This is the most interesting thing that CEO Tim Cook said on Apple’s Q3 2015 earnings call last night, during his conversation with Wall Street analysts:
In terms of the percentage of customers that have upgraded to a 6 and 6 Plus versus that have not upgraded, it’s 73%, or meaning that 27% of the installed base of customers prior to the launch of 6 and 6 Plus have now upgraded.
Apple sold 47.5 million iPhones in the last quarter, another record. But 73% of those sales came from people who did not previously own an iPhone, Cook said:
The strong iPhone results were broad-based in both developed and emerging markets and we experienced the highest switcher rate from Android that we’ve ever measured.

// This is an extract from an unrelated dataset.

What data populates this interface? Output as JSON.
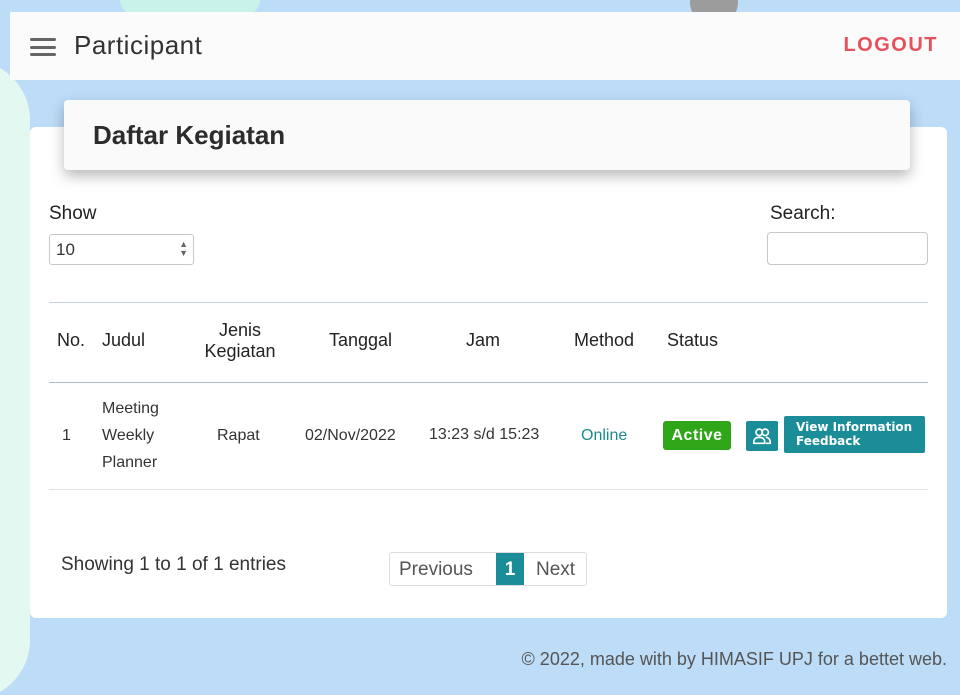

“The highest switcher rate” ever is significant — three months ago he said the same thing. Taking him at his word, the big switch from Android to iPhone is gaining pace, not decelerating.
Business Insider has pointed this out before: Apple’s new strategy is to take share from Android rather than to continue to serve only the high-price end of markets in Western countries like the US and Europe. It is a myth that Apple is not interested in market share — it is clearly stealing sales from other brands, most notably Samsung.
And now, according to Cook, we know that Apple’s strategy in gaining this share is to persuade people on lower incomes that paying more for an iPhone is worth it. Here’s a section of the conversation from last night:
Analyst: So is the strength and the dramatically above market growth because you’re taking share in that high-end category and how far along are you there? Or can you point to proof points that you’ve actually expanded the size of the market for products of your price point?
Cook: Oh, I think there’s no doubt if you look at it we are expanding the market size in those areas. It’s also true that there’s some people that are switching from comparable price points to the iPhone, and that’s great too. But I think the answer is that both of those things are happening and it’s key that we do both, not just one.
So there you have it. Apple’s sales growth is coming from non-Apple users, not current users upgrading, and from sales below the high-end income bracket that Apple formerly dominated.
iPhone and its operating system are an existential threat to Android, in other words.